Stockage : NetApp renforce ses baies contre les déchiffrements quantiques

Quand il sera fonctionnel, l’ordinateur quantique saura casser le chiffrement RSA qui protège actuellement les données contre l’espionnage. La version 9.17 d’OnTap utilisera donc une autre méthode. Elle en cumulera même plusieurs.

Le fournisseur de baies de stockage NetApp s’active à implémenter dans ses solutions des systèmes de chiffrement taillés pour résister aux assauts de l’ordinateur quantique. La prochaine version 9.17 du système OnTap qui anime ses baies, attendue pour la rentrée prochaine, disposera ainsi d’un nouvel algorithme. Celui-ci devrait interdire à un espion muni d’un ordinateur quantique de décrypter en un clin d’œil les informations qu’il parviendrait à capturer. Que ces informations soient volées avec leurs disques durs dans les datacenters, où qu’elles soient écoutées lorsqu’elles transitent sur le réseau.

« Les systèmes de chiffrement actuellement en vigueur reposent en grande majorité sur l’algorithme RSA qui fonctionne avec une clé privée et une clé publique. Ces clés sont basées sur de très grands nombres premiers. RSA est efficace, car un ordinateur normal passerait des années à essayer tous les nombres premiers possibles avant de trouver les bons.

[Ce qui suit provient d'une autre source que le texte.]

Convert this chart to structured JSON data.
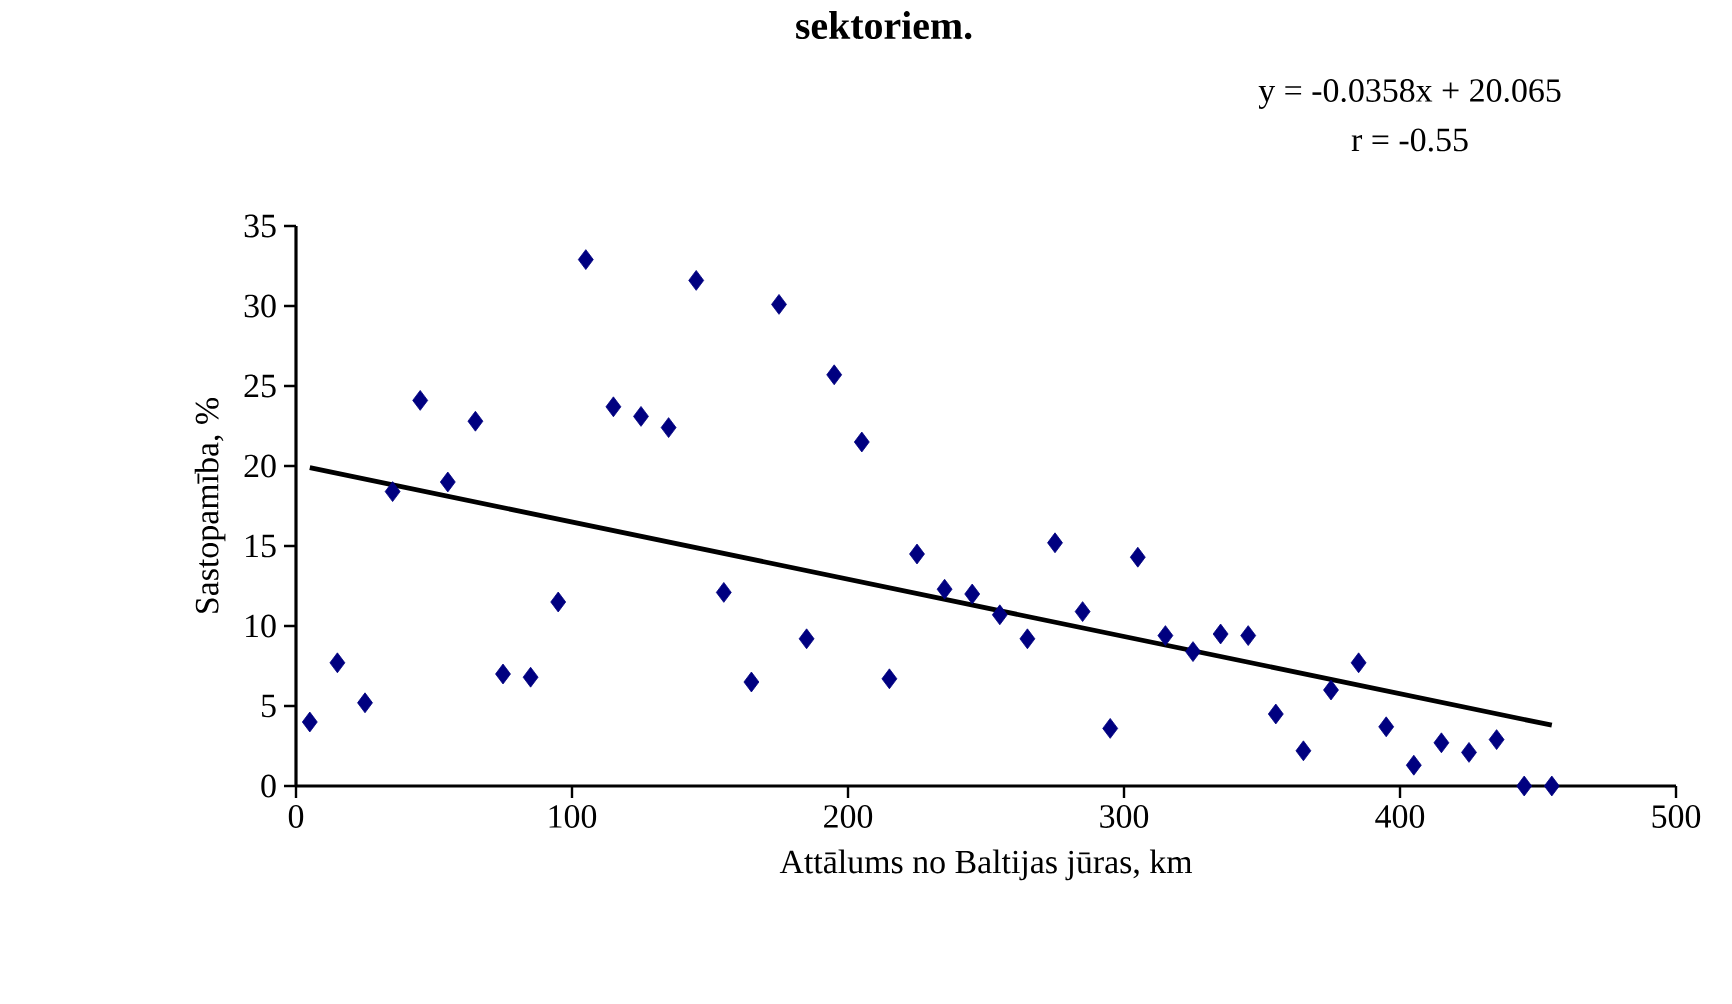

L’ordinateur quantique, lui, trouve directement la solution qui se combine à un problème, ce qui rend RSA totalement inefficace », explique Philippe Charpentier, le directeur technique de NetApp France.

Passer d’une paire clé publique/clé privée à des clés symétriques

Dans RSA, la clé publique (connue de tout le monde) permet à quiconque de chiffrer un message, mais seul celui qui possède la clé privée (inconnue) qui se combine avec la clé publique peut le déchiffrer. La faiblesse de RSA est que les deux clés sont interdépendantes : si l’on connaît l’une, on peut retrouver l’autre. La sécurité repose ici uniquement sur la difficulté de le faire, quand on utilise un ordinateur classique qui sait juste comparer une à une les valeurs 0 ou 1 d’un très grand nombre de bits.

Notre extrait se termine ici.